Now since Oliver Cromwell had died three years earlier, and been given a lavish state funeral at Westminster in November 1658, why was Sam telling us that Bess, his wife, had just seen Cromwell hanged and buried three years after his death? It’s a bit of an odd, and gruesome story.
When the monarchy was restored in 1660 with King Charles II, the surviving men who had participated in the trial and execution of Charles I were hung, drawn and quartered. The recalled parliament also ordered the posthumous execution of the three ‘deceased regicides’ Oliver Cromwell, John Bradshaw and Henry Ireton.
On the morning of 30th January 1661 (the anniversary of Charles I’s execution), the three bodies were dragged on a sledge through the streets of London to Tyburn gallows, where they were hanged in full public view until around four o'clock in the afternoon. After being taken down, their heads were cut off, and stuck on 20 ft pikes raised above Westminster Hall.
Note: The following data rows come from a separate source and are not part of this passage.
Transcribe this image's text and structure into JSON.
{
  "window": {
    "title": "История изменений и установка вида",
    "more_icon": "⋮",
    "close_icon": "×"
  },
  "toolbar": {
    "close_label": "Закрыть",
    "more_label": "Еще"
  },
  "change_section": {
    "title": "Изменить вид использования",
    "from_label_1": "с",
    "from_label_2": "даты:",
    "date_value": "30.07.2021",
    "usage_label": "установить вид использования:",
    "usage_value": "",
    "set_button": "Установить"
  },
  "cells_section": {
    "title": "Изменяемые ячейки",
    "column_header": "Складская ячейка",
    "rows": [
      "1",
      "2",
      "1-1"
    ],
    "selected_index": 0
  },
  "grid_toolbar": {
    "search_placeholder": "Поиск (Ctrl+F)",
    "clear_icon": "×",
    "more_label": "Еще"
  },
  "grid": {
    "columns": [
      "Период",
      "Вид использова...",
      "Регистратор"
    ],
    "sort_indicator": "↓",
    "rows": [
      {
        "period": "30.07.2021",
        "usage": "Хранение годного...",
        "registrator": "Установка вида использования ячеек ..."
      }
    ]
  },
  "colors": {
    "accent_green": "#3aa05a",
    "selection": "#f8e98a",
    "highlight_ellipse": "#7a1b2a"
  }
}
“Jan. 30th was kept as a very solemn day of fasting and prayer. This morning the carcases of Cromwell, Ireton, and Bradshaw (which the day before had been brought from the Red Lion Inn, Holborn), were drawn upon a sledge to Tyburn, and then taken out of their coffins, and in their shrouds hanged by the neck, until the going down of the sun. They were then cut down, their heads taken off, and their bodies buried in a grave made under the gallows. The coffin in which was the body of Cromwell was a very rich thing, very full of gilded hinges and nails.”—Rugge’s Diurnal.
In 1685 a mighty storm broke the pole which carried Cromwell’s head, and it was retrieved by a sentry. He hid the embalmed head in his chimney for many years. On his deathbed, he left the relic to his daughter who, presumably, sold it.
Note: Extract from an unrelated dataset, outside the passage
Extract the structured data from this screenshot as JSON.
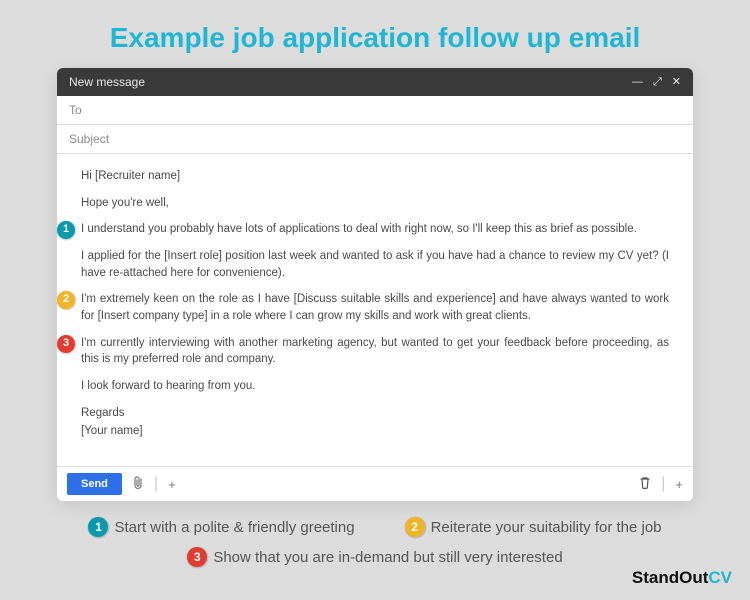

In 1710 the head appeared in a Claudius Du Puy’s museum of curiosities, described as ‘The Monster’s Head’. Later it passed through various hands, being sold each time for sums which were equivalent to thousands of pounds today. It also appeared in a failed exhibition in 1799.
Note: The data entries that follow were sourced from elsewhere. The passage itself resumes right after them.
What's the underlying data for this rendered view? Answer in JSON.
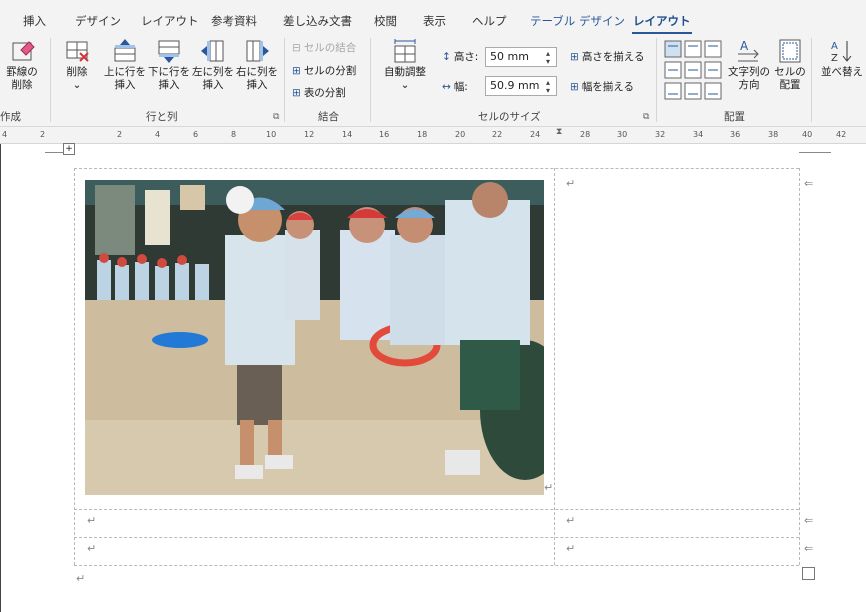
{
  "tabs": [
    {
      "label": "挿入"
    },
    {
      "label": "デザイン"
    },
    {
      "label": "レイアウト"
    },
    {
      "label": "参考資料"
    },
    {
      "label": "差し込み文書"
    },
    {
      "label": "校閲"
    },
    {
      "label": "表示"
    },
    {
      "label": "ヘルプ"
    },
    {
      "label": "テーブル デザイン"
    },
    {
      "label": "レイアウト"
    }
  ],
  "ribbon": {
    "draw": {
      "erase_line1": "罫線の",
      "erase_line2": "削除",
      "group": "作成"
    },
    "rows_cols": {
      "delete": "削除",
      "insert_above_1": "上に行を",
      "insert_above_2": "挿入",
      "insert_below_1": "下に行を",
      "insert_below_2": "挿入",
      "insert_left_1": "左に列を",
      "insert_left_2": "挿入",
      "insert_right_1": "右に列を",
      "insert_right_2": "挿入",
      "group": "行と列"
    },
    "merge": {
      "merge_cells": "セルの結合",
      "split_cells": "セルの分割",
      "split_table": "表の分割",
      "group": "結合"
    },
    "cell_size": {
      "autofit": "自動調整",
      "height_label": "高さ:",
      "height_value": "50 mm",
      "width_label": "幅:",
      "width_value": "50.9 mm",
      "dist_rows": "高さを揃える",
      "dist_cols": "幅を揃える",
      "group": "セルのサイズ"
    },
    "alignment": {
      "text_dir_1": "文字列の",
      "text_dir_2": "方向",
      "margins_1": "セルの",
      "margins_2": "配置",
      "group": "配置"
    },
    "data": {
      "sort": "並べ替え"
    }
  },
  "ruler": [
    "4",
    "2",
    "2",
    "4",
    "6",
    "8",
    "10",
    "12",
    "14",
    "16",
    "18",
    "20",
    "22",
    "24",
    "28",
    "30",
    "32",
    "34",
    "36",
    "38",
    "40",
    "42"
  ],
  "document": {
    "return_mark": "↵",
    "end_mark": "⇐"
  },
  "colors": {
    "accent": "#2b579a",
    "ribbon_bg": "#f3f3f3"
  }
}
In 1815 a Dr. Wilkinson bought the head. It then remained in the Wilkinson family, who allowed several scientific studies to be undertaken as to its authenticity. The conclusion was that there was a “moral certainty” that it was indeed Oliver Cromwell’s head. In 1960 it was offered to Sydney Sussex College, where Oliver Cromwell had studied.
There it was buried on 25th March 1960, in a secret location near the antechapel, preserved in the oak box in which the Wilkinson family had kept the head since 1815. The box was placed into an airtight container and buried with only a few witnesses, including family and representatives of the college.
If you want to find out more, you can buy a book by Jonathon Fitzgibbons all about Cromwell’s Head. There was also a Radio 4 programme about it which I’d love to hear.